Opioid use disorder (OUD) is a major problem in America, currently reaching epidemic levels. Unfortunately, OUD is especially prevalent among Veterans, as it is common that Veterans need pain treatment and the liberal use of opioids in medicine is one of the major reasons why the OUD problem keeps growing. There are good treatment options for OUD: Both buprenorphine and methadone can be used in maintenance therapies in which, as long as the patient stays in treatment, they will not likely truly abuse opioids. This is extremely important as one major reason for death in OUD is death by fentanyl overdose, and a patient in maintenance therapies will likely avoid that fate. However, it is very common that patients discontinue treatment. An important gap in knowledge arises from the fact that we have no means to predict which patients are more likely to drop from treatment. Such prediction would be of great interest as limited resources could be optimally allocated. In addition, an understanding of the brain circuitry behind both OUD and OUD treatment outcomes is necessary for the rational design of the next wave of therapeutic approaches. Big data approaches to scientific questions are increasingly common, however in psychiatry advances are (as usual, psychiatry likely being the most complex field in medicine) lagging. We have shown that using a machine learning approach to human brain imaging analysis, we can classify psychiatric patients according to past suicide attempt and high suicide ideation. We propose to use a similar (albeit improved) approach to the prediction of buprenorphine treatment in Veterans with OUD. We propose to use different MRI modalities (structure, white matter, resting state functional connectivity) and limited genotyping (two single nucleotide polymorphisms in the µ opioid receptor and the α 5 nicotinic acetylcholine receptor subunit known to be associated with OUD risk) in machine learning algorithms to predict OUD treatment outcomes. MRI and genetics will be collected before treatment and MRI again within 10 days of treatment initiation (with a smaller group imaged at 6 months also), and Veterans will be followed up to study outcomes. If successful, this proposal would provide both mechanistic data (brain circuitry and function, including a genetic component) about OUD and OUD treatment outcome, and an unbiased approach to OUD treatment prediction.

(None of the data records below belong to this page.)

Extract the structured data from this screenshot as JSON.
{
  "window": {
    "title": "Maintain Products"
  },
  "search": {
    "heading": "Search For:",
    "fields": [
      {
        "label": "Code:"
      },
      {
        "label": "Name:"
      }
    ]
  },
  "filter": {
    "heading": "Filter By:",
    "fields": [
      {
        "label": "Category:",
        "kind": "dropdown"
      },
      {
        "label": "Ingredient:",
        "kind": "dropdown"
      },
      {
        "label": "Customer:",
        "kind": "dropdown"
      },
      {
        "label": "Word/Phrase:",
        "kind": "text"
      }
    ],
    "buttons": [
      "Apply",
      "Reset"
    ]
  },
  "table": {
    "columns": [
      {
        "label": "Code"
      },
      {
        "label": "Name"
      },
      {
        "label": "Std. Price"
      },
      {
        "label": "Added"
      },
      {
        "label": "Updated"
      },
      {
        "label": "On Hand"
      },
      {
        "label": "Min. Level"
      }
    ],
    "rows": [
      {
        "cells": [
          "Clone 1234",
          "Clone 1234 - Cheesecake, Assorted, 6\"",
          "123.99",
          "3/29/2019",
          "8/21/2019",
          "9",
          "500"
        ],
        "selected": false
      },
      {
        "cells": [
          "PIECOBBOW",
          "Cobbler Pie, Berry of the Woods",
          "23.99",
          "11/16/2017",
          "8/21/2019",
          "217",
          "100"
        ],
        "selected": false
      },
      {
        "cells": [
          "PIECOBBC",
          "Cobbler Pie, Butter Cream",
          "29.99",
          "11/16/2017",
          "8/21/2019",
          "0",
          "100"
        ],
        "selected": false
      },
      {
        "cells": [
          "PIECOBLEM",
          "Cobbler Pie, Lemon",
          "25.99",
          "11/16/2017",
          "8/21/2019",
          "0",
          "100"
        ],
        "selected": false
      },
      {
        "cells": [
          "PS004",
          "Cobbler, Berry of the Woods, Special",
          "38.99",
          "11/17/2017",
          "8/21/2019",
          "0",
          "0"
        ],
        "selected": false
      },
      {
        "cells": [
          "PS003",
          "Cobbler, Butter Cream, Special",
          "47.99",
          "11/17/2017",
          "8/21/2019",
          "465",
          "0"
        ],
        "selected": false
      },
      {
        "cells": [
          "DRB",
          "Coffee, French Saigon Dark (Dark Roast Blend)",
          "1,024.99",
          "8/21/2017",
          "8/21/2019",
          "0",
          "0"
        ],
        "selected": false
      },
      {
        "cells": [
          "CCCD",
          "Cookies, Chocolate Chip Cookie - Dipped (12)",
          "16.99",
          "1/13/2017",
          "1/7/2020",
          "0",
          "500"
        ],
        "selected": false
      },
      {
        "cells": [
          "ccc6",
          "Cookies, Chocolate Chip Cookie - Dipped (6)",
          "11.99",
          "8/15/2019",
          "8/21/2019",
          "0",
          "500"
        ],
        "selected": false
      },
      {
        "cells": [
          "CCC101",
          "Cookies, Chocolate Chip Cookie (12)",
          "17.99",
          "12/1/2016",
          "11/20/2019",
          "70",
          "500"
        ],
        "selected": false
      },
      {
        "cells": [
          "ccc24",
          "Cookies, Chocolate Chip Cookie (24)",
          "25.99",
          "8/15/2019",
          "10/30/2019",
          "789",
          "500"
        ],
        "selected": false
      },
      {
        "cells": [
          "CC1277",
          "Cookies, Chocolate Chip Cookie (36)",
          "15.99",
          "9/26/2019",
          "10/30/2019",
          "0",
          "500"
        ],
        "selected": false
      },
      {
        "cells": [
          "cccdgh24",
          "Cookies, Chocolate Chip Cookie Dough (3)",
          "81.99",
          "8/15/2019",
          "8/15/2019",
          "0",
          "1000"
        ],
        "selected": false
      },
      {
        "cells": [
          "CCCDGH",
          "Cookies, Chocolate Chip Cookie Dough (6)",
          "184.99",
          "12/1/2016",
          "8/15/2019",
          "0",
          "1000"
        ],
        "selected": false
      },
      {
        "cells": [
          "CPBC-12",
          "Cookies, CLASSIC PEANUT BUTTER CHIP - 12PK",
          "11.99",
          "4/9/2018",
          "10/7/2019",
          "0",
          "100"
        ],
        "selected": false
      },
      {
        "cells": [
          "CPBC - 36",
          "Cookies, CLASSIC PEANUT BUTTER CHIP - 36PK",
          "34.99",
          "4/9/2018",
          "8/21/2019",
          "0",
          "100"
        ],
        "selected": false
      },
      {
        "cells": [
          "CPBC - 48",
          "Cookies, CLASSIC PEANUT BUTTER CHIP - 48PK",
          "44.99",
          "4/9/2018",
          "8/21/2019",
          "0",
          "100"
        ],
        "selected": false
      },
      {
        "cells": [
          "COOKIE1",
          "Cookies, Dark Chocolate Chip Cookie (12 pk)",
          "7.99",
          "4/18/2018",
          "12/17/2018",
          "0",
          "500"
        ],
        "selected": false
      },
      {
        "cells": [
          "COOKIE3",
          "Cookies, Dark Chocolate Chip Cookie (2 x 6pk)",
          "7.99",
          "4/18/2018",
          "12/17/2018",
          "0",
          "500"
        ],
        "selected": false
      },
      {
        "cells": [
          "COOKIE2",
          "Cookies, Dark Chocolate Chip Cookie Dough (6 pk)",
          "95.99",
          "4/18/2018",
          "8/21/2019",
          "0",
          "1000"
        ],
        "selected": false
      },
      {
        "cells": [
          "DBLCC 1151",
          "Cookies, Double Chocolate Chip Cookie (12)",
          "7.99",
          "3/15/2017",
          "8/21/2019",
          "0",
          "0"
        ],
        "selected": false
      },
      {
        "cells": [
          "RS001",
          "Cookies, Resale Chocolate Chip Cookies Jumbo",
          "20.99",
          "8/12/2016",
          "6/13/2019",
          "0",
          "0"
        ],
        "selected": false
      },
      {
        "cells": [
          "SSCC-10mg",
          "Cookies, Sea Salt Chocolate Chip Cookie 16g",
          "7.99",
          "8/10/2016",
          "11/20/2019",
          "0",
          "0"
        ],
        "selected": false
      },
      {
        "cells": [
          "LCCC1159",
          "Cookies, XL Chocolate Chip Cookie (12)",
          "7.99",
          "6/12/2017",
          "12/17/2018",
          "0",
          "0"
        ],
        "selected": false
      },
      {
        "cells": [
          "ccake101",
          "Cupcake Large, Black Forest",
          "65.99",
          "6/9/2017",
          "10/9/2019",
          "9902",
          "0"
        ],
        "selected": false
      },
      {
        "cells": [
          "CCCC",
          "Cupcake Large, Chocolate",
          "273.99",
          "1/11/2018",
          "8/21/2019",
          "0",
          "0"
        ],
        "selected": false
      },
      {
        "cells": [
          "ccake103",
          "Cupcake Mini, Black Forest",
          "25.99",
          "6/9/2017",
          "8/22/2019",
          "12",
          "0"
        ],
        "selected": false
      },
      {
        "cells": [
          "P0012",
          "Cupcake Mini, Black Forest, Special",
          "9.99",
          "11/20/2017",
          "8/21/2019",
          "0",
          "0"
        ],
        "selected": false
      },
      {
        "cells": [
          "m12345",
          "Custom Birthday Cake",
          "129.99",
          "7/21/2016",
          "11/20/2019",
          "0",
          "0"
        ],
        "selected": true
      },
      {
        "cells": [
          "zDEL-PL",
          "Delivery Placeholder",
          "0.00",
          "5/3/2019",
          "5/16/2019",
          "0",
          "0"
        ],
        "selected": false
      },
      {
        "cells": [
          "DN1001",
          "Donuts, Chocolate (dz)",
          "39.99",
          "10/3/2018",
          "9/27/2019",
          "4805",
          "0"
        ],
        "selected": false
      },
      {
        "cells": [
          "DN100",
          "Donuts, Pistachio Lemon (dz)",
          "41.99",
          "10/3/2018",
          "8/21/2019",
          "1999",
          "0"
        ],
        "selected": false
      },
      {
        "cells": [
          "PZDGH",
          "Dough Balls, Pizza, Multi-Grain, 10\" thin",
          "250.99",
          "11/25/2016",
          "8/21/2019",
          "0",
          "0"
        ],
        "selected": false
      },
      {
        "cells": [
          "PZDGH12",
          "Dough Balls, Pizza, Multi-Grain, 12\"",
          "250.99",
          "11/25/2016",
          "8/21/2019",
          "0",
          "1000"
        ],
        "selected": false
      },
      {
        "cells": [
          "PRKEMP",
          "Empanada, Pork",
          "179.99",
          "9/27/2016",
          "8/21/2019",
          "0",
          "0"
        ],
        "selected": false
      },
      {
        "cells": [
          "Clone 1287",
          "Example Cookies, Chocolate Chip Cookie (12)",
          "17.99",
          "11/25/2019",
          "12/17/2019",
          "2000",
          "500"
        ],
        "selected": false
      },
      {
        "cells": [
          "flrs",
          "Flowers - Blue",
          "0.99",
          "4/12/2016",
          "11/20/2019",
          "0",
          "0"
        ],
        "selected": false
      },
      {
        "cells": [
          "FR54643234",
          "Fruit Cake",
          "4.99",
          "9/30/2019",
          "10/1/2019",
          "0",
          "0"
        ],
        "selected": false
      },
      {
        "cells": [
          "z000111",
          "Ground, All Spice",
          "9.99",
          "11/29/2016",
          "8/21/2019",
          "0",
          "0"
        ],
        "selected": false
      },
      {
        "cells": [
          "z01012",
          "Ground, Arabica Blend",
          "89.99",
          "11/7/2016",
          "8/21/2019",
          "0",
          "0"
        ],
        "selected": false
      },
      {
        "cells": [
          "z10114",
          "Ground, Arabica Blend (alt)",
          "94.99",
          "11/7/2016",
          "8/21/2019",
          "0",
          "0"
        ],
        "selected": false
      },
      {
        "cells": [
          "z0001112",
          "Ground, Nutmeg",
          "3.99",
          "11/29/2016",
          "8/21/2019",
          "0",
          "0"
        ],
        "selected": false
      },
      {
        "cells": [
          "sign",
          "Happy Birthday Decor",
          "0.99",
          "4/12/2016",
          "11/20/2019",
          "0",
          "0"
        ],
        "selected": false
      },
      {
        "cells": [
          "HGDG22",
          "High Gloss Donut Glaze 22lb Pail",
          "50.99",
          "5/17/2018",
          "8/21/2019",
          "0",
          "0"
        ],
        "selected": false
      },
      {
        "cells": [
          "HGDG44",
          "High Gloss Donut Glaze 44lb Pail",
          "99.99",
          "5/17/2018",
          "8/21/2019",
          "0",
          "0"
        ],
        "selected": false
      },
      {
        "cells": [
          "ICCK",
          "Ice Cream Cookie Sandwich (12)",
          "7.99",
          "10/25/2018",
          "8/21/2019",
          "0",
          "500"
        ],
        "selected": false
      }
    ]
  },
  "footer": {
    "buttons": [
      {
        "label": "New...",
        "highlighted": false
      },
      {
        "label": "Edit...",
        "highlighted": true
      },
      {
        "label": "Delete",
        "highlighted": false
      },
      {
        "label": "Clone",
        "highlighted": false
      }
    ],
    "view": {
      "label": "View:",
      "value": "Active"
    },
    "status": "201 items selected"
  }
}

阿片类药物使用障碍（OUD）在美国是一个主要问题，目前处于流行水平。 不幸的是，在退伍军人中尤其普遍存在，因为退伍军人需要痛苦 治疗和对医学中阿片类药物的自由使用是OUD问题的主要原因之一 不断增长。 OUD有良好的治疗选择：丁丙诺啡和Meadadone都可以在 维护疗法，只要患者留在治疗中，他们就不会真正滥用 阿片类药物。这非常重要，因为在OUD中死亡的主要原因之一是芬太尼死亡 服用过量，维护疗法的患者可能会避免这种命运。但是，这很常见 患者停止治疗。 知识的一个重要差距来自以下事实：我们没有能够预测哪些患者 更有可能退出治疗。作为有限的资源，这种预测将引起极大的兴趣 可以最佳分配。此外，对Oud和Oud背后的大脑电路的理解 OUD治疗结果对于下一波治疗的合理设计是必需的 方法。 关于科学问题的大数据方法越来越普遍，但是在精神病学进步中 （像往常一样，精神病学可能是医学中最复杂的领域）落后。我们已经表明 使用机器学习方法进行人脑成像分析，我们可以对精神病进行分类 患者根据过去的自杀未遂和高自杀的想法。我们建议使用类似的（尽管 改进的方法可以预测OUD退伍军人的丁丙诺啡治疗方法。 我们建议使用不同的MRI模式（结构，白质，静止状态功能 连通性）和有限的基因分型（µ阿片受体中的两个单一核苷酸多态性和 α5烟碱乙酰胆碱受体亚基已知与机器中的OUD风险相关） 学习算法以预测OUD治疗结果。 MRI和遗传学将在之前收集 在治疗计划后的10天内再次进行治疗和MRI（在6个月时成像较小 同样），将跟踪退伍军人以研究结果。 如果成功，该建议将提供机械数据（脑电路和功能，包括 关于Oud和Oud治疗结果的遗传成分），以及一种公正的OUD方法 治疗预测。